Glossary

Definitions of key terms used throughout PeerLM.

Term	Definition
Generator	A model that produces responses to your prompts. The model being evaluated.
Evaluator	A model that judges the quality of generator responses against your criteria.
Suite	A saved evaluation configuration: which models, prompts, and criteria to use.
Run	A single execution of a suite. Produces a set of results.
Criteria	The dimensions on which responses are scored (e.g., Accuracy, Clarity).
Weight	How much a criterion or model tier contributes to the overall score or credit cost.
Credit Multiplier	The cost multiplier per model call based on tier (Standard=1x, Advanced=1x, Premium=2x, Frontier=3x).
Tier	A model's pricing/capability category: Standard, Advanced, Premium, or Frontier.
Baseline	A run marked as the reference point for comparing future runs of the same suite.
Cache Hit	A response reused from a previous run because the model version and prompt content are identical. Free.
Deterministic Mode	A setting that attempts temperature=0 and fixed seed for reproducible outputs.
System Prompt	Instructions sent as the system message to define the model's role or behavior.

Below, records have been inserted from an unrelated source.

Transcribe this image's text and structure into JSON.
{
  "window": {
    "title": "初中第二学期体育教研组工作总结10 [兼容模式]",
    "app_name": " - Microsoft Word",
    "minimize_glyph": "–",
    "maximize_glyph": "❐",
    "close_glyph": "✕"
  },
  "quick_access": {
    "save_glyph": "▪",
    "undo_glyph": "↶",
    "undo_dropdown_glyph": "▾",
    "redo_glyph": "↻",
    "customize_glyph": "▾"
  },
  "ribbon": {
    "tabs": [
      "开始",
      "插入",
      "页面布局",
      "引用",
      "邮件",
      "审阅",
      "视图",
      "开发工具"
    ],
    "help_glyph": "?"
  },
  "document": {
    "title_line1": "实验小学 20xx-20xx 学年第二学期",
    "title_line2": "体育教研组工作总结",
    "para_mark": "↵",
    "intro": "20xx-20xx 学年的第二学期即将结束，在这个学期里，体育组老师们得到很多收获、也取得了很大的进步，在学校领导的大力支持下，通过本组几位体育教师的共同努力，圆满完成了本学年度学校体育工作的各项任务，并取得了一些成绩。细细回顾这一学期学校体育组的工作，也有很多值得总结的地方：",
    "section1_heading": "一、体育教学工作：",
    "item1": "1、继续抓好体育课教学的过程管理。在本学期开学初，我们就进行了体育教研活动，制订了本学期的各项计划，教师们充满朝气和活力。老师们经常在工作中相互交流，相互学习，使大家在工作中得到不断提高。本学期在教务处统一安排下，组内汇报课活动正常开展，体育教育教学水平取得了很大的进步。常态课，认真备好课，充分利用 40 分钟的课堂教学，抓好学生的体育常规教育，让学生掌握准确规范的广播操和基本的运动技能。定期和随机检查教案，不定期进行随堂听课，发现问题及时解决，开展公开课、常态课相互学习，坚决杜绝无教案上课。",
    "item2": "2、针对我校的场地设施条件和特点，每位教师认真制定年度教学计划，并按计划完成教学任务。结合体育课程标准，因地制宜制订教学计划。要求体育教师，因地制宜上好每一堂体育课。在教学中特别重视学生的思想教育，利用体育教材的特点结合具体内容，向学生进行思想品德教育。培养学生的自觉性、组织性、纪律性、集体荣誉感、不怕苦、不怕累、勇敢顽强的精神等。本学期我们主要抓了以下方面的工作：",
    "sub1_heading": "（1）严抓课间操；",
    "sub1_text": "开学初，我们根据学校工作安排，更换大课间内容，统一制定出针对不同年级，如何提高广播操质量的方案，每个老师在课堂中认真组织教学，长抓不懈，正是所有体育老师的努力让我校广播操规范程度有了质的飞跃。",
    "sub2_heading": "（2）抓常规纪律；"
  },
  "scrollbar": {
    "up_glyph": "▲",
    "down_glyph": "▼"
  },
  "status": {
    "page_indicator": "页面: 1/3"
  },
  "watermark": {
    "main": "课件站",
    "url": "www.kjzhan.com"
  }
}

Test Prompt	The user message a model responds to. The unit of evaluation.
Dataset	A named collection of test prompts for easy selection in suites.
Auto-Run	Automatic re-evaluation triggered by model updates, new models, or a schedule.
Overage	Credits consumed beyond your Pro plan's 1,000 monthly allocation, billed at $0.10/credit. Free plan uses PAYG at $0.20/credit.
Recompute	Re-aggregate scores from existing data without making any API calls. Always free.